The original Broadway cast is listed at the Internet Broadway Database.

==Synopsis==
At the Virginia plantation of Gen. Warren, the general hosts an elegant ball to honor his old comrade in the Mexican War, General Griffin. Griffin's nephew, Ned Burton, who has been courting Gen. Warren's daughter, Agatha, now proposes marriage to her. But before she can answer, a courier arrives with news of the shelling of Fort Sumter. The Confederate States will declare their secession from the Union. Ned - torn by his love for Agatha, a Southern sympathizer, and love of country - decides to join the Union Army as a Lieutenant while Agatha's father, Gen. Warren, takes command of his Confederate forces.
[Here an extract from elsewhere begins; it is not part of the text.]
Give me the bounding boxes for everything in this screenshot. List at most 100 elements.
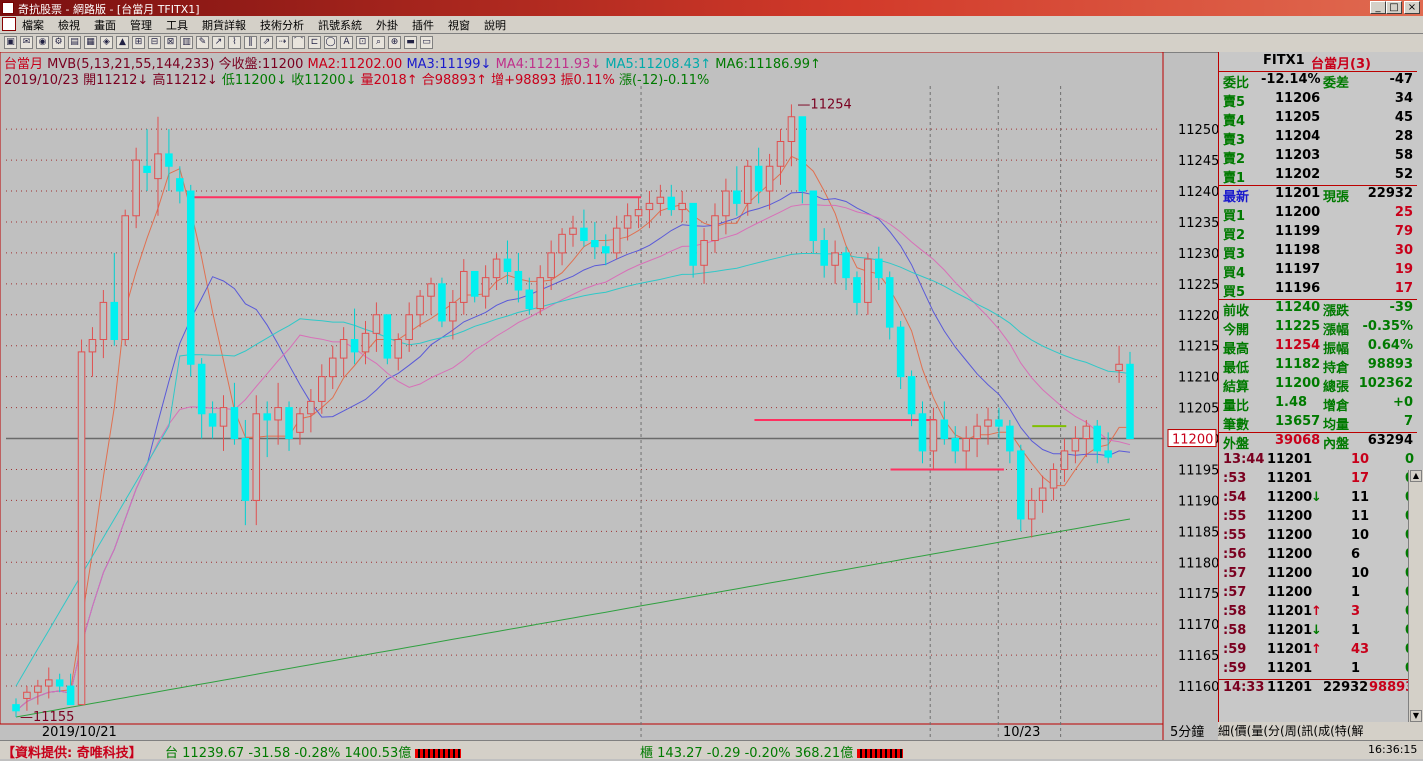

Four years later, starving Confederate troops wait desperately for a supply train and reinforcements. After Ned is invited to call at the Warren home, Gen. Griffin plants phony orders on him so that they will be found and the train re-routed. The ruse works and the supply train is destroyed. When Ned is about to be shot as a spy, Agatha arranges his escape, but he is too proud to accept her help. When Lee surrenders, Ned is freed. Thinking that he betrayed her, Agatha rebukes Ned, but Gen. Griffin explains his deceptive ploy, and Agatha now accepts Ned's marriage proposal.